Over that time, 20- to 54-year-olds accounted for a growing proportion of strokes: from 13 percent in 1993, to almost 19 percent by 2005.
The study group came from only two U.S. states, but both Kissela and Elkind said the findings likely reflect what’s happening nationally.
Indeed, a government study last year found a similar pattern nationwide: Between 1995 and 2008, the number of Americans ages 15 to 44 hospitalized for a stroke rose by more than one-third.
Kissela said the findings underscore the importance of a healthy lifestyle to stave off stroke risk factors in young people. He also said younger adults shouldn’t see themselves as “invincible,” and instead get to the doctor to see if they do, in fact, have health problems like high blood pressure or cholesterol.
“It’s a small percentage of young people who have strokes,” Kissela said, “but it can happen.”
And, Elkind pointed out, since more-severe strokes may cause permanent disability, they could be particularly devastating to a younger person.

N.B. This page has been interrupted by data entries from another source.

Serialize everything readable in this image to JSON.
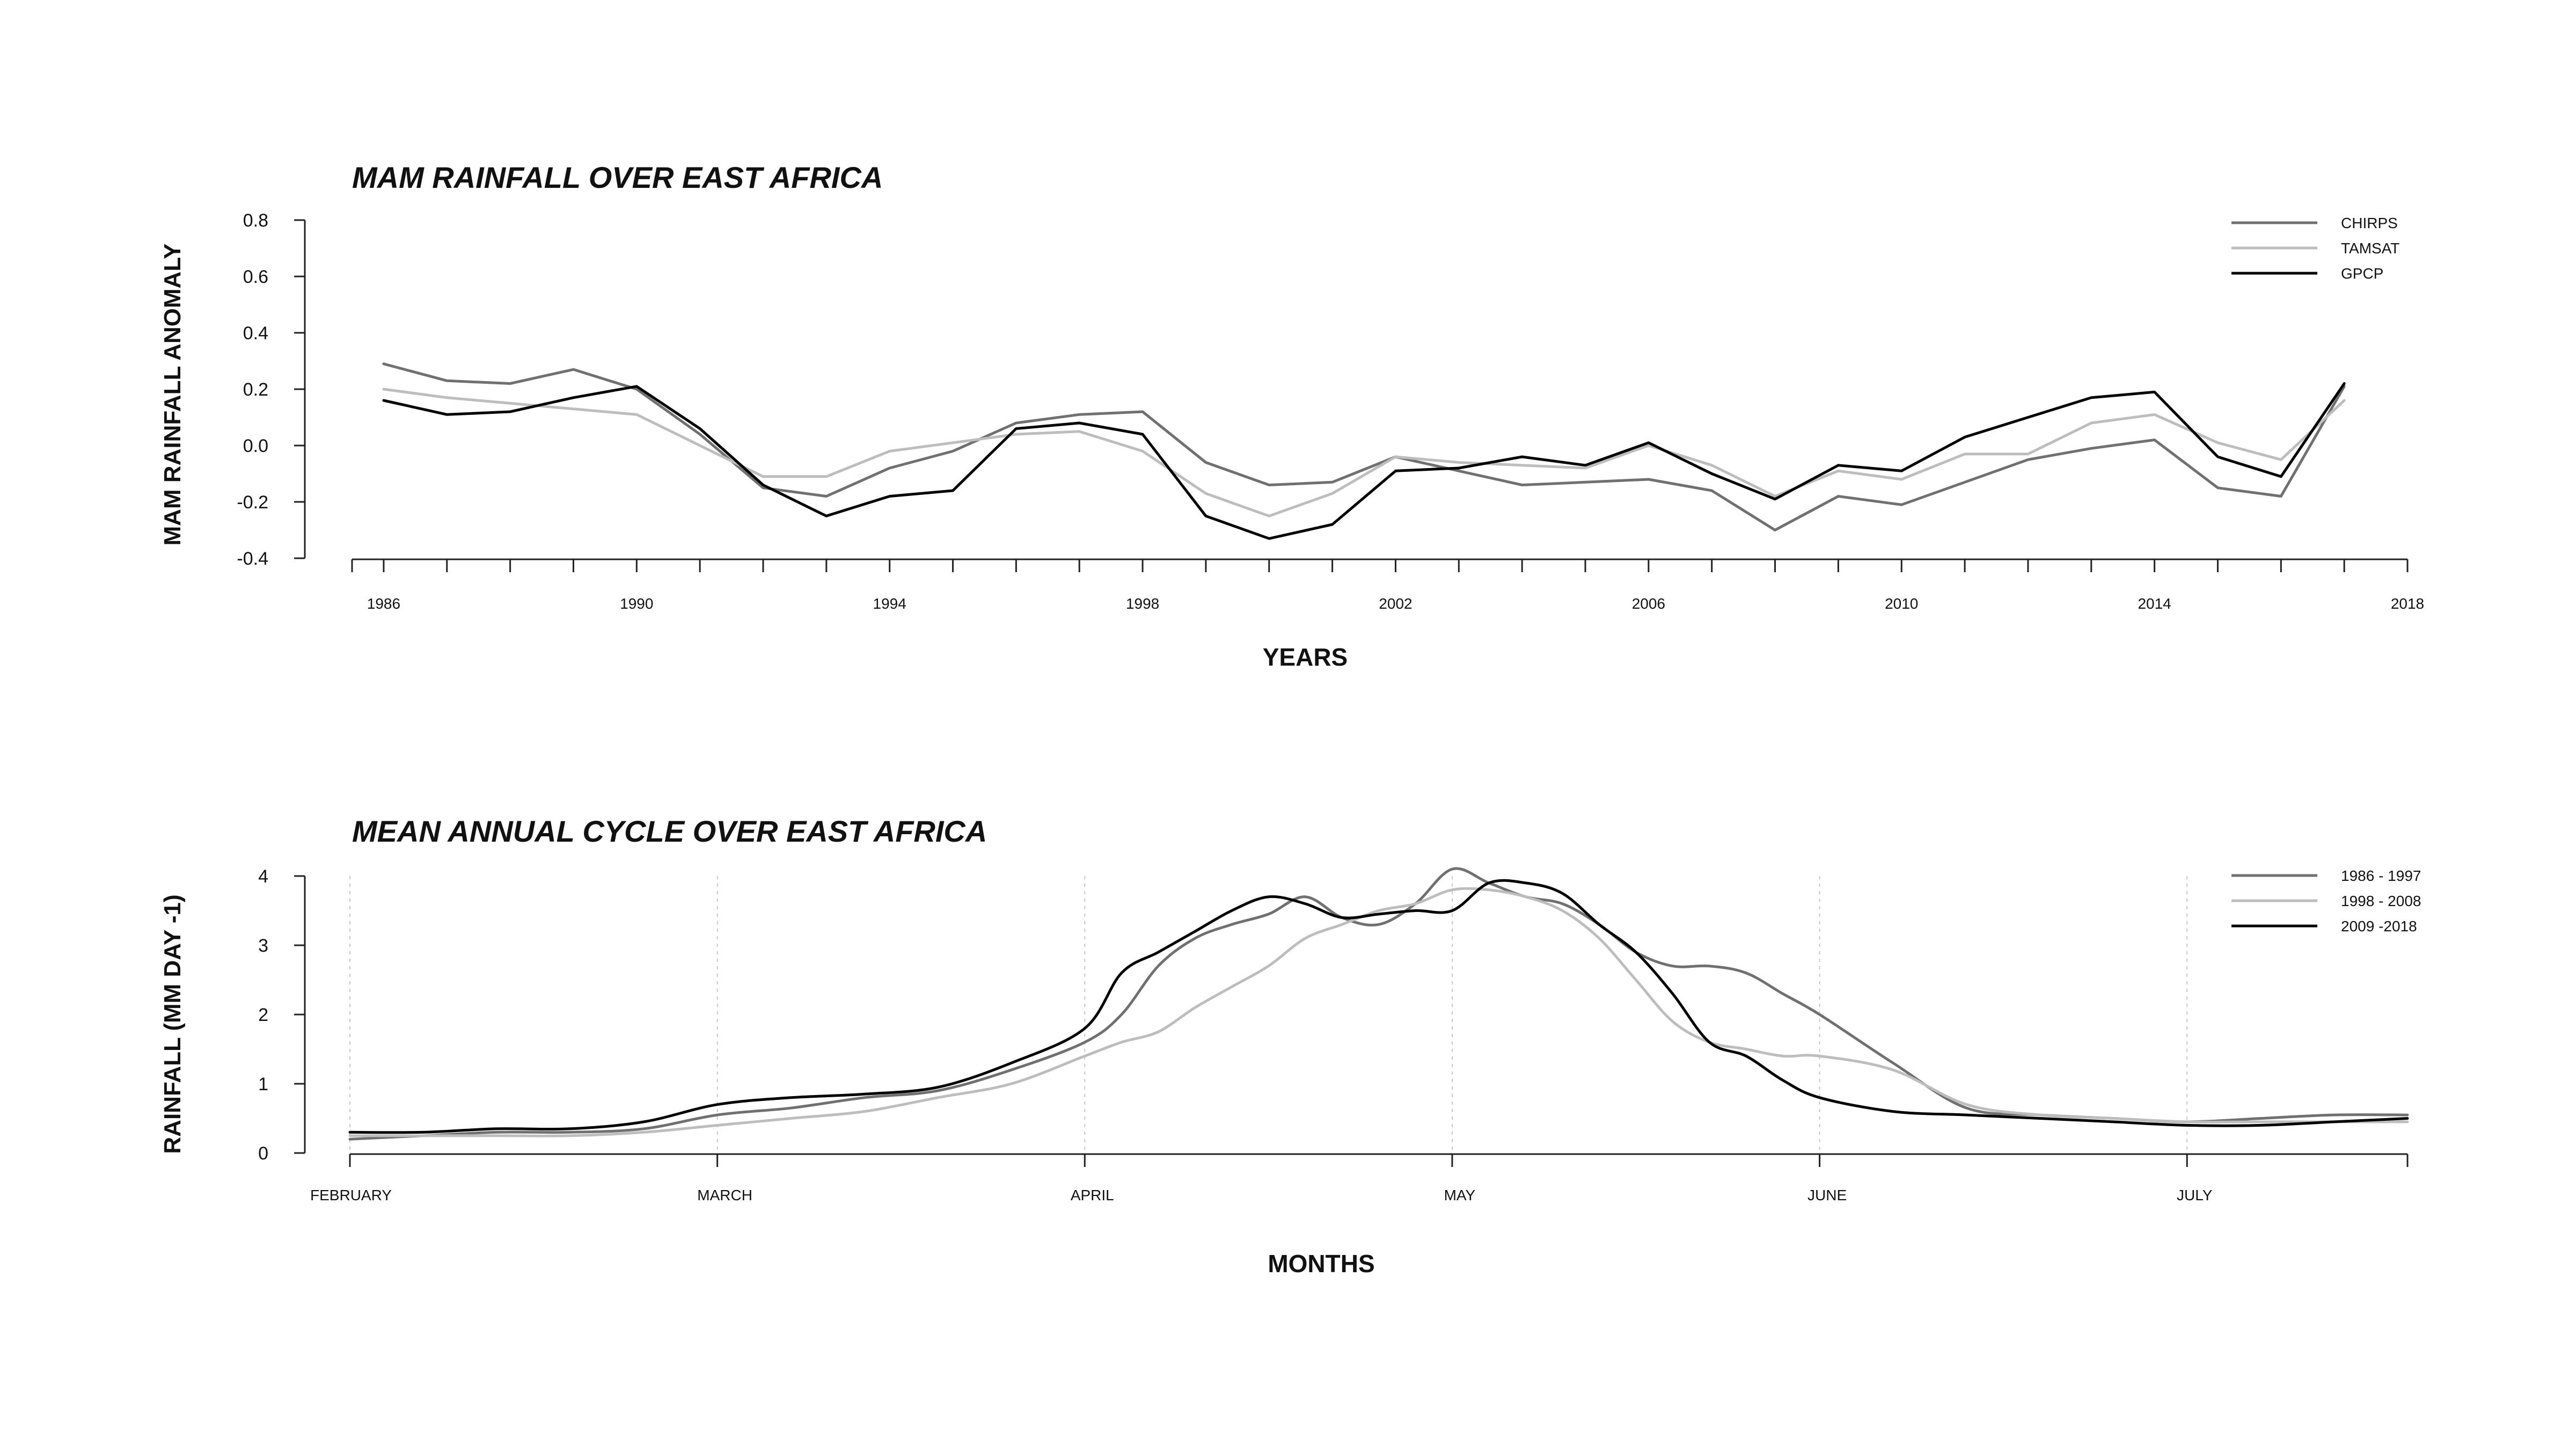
{
  "chart_data": [
    {
      "type": "line",
      "title": "MAM RAINFALL OVER EAST AFRICA",
      "xlabel": "YEARS",
      "ylabel": "MAM RAINFALL ANOMALY",
      "xlim": [
        1985.5,
        2018
      ],
      "ylim": [
        -0.4,
        0.8
      ],
      "yticks": [
        -0.4,
        -0.2,
        0.0,
        0.2,
        0.4,
        0.6,
        0.8
      ],
      "ytick_labels": [
        "-0.4",
        "-0.2",
        "0.0",
        "0.2",
        "0.4",
        "0.6",
        "0.8"
      ],
      "xtick_labels": [
        "1986",
        "1990",
        "1994",
        "1998",
        "2002",
        "2006",
        "2010",
        "2014",
        "2018"
      ],
      "grid": false,
      "legend_position": "top-right",
      "x": [
        1986,
        1987,
        1988,
        1989,
        1990,
        1991,
        1992,
        1993,
        1994,
        1995,
        1996,
        1997,
        1998,
        1999,
        2000,
        2001,
        2002,
        2003,
        2004,
        2005,
        2006,
        2007,
        2008,
        2009,
        2010,
        2011,
        2012,
        2013,
        2014,
        2015,
        2016,
        2017
      ],
      "series": [
        {
          "name": "CHIRPS",
          "color": "#707070",
          "values": [
            0.29,
            0.23,
            0.22,
            0.27,
            0.2,
            0.04,
            -0.15,
            -0.18,
            -0.08,
            -0.02,
            0.08,
            0.11,
            0.12,
            -0.06,
            -0.14,
            -0.13,
            -0.04,
            -0.09,
            -0.14,
            -0.13,
            -0.12,
            -0.16,
            -0.3,
            -0.18,
            -0.21,
            -0.13,
            -0.05,
            -0.01,
            0.02,
            -0.15,
            -0.18,
            0.21
          ]
        },
        {
          "name": "TAMSAT",
          "color": "#bdbdbd",
          "values": [
            0.2,
            0.17,
            0.15,
            0.13,
            0.11,
            0.0,
            -0.11,
            -0.11,
            -0.02,
            0.01,
            0.04,
            0.05,
            -0.02,
            -0.17,
            -0.25,
            -0.17,
            -0.04,
            -0.06,
            -0.07,
            -0.08,
            0.0,
            -0.07,
            -0.18,
            -0.09,
            -0.12,
            -0.03,
            -0.03,
            0.08,
            0.11,
            0.01,
            -0.05,
            0.16
          ]
        },
        {
          "name": "GPCP",
          "color": "#000000",
          "values": [
            0.16,
            0.11,
            0.12,
            0.17,
            0.21,
            0.06,
            -0.14,
            -0.25,
            -0.18,
            -0.16,
            0.06,
            0.08,
            0.04,
            -0.25,
            -0.33,
            -0.28,
            -0.09,
            -0.08,
            -0.04,
            -0.07,
            0.01,
            -0.1,
            -0.19,
            -0.07,
            -0.09,
            0.03,
            0.1,
            0.17,
            0.19,
            -0.04,
            -0.11,
            0.22
          ]
        }
      ]
    },
    {
      "type": "line",
      "title": "MEAN ANNUAL CYCLE OVER EAST AFRICA",
      "xlabel": "MONTHS",
      "ylabel": "RAINFALL (MM DAY -1)",
      "xlim": [
        1,
        6.6
      ],
      "ylim": [
        0,
        4
      ],
      "yticks": [
        0,
        1,
        2,
        3,
        4
      ],
      "ytick_labels": [
        "0",
        "1",
        "2",
        "3",
        "4"
      ],
      "month_ticks": [
        1,
        2,
        3,
        4,
        5,
        6
      ],
      "xtick_labels": [
        "FEBRUARY",
        "MARCH",
        "APRIL",
        "MAY",
        "JUNE",
        "JULY"
      ],
      "grid": "vertical dotted at month starts",
      "legend_position": "top-right",
      "x": [
        1.0,
        1.2,
        1.4,
        1.6,
        1.8,
        2.0,
        2.2,
        2.4,
        2.6,
        2.8,
        3.0,
        3.1,
        3.2,
        3.3,
        3.4,
        3.5,
        3.6,
        3.7,
        3.8,
        3.9,
        4.0,
        4.1,
        4.2,
        4.3,
        4.4,
        4.5,
        4.6,
        4.7,
        4.8,
        4.9,
        5.0,
        5.2,
        5.4,
        5.6,
        5.8,
        6.0,
        6.2,
        6.4,
        6.6
      ],
      "series": [
        {
          "name": "1986 - 1997",
          "color": "#707070",
          "values": [
            0.2,
            0.25,
            0.3,
            0.3,
            0.35,
            0.55,
            0.65,
            0.8,
            0.9,
            1.2,
            1.6,
            2.0,
            2.7,
            3.1,
            3.3,
            3.45,
            3.7,
            3.4,
            3.3,
            3.6,
            4.1,
            3.9,
            3.7,
            3.6,
            3.3,
            2.9,
            2.7,
            2.7,
            2.6,
            2.3,
            2.0,
            1.3,
            0.65,
            0.55,
            0.5,
            0.45,
            0.5,
            0.55,
            0.55
          ]
        },
        {
          "name": "1998 - 2008",
          "color": "#bdbdbd",
          "values": [
            0.25,
            0.25,
            0.25,
            0.25,
            0.3,
            0.4,
            0.5,
            0.6,
            0.8,
            1.0,
            1.4,
            1.6,
            1.75,
            2.1,
            2.4,
            2.7,
            3.1,
            3.3,
            3.5,
            3.6,
            3.8,
            3.8,
            3.7,
            3.5,
            3.1,
            2.5,
            1.9,
            1.6,
            1.5,
            1.4,
            1.4,
            1.2,
            0.7,
            0.55,
            0.5,
            0.45,
            0.45,
            0.45,
            0.45
          ]
        },
        {
          "name": "2009 -2018",
          "color": "#000000",
          "values": [
            0.3,
            0.3,
            0.35,
            0.35,
            0.45,
            0.7,
            0.8,
            0.85,
            0.95,
            1.3,
            1.8,
            2.6,
            2.9,
            3.2,
            3.5,
            3.7,
            3.6,
            3.4,
            3.45,
            3.5,
            3.5,
            3.9,
            3.9,
            3.75,
            3.3,
            2.9,
            2.3,
            1.6,
            1.4,
            1.05,
            0.8,
            0.6,
            0.55,
            0.5,
            0.45,
            0.4,
            0.4,
            0.45,
            0.5
          ]
        }
      ]
    }
  ]
}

He advised that everyone, regardless of age, be aware of the potential symptoms of a stroke. Those include severe headache, a sudden loss of coordination or balance, sudden numbness or weakness (especially on one side of the body), and trouble seeing, speaking or understanding speech.
Most strokes happen when a blood clot blocks the flow of blood, and therefore oxygen, to the brain. If people get to the hospital quickly, doctors can treat them with clot-dissolving drugs that may be able to stop the stroke in progress.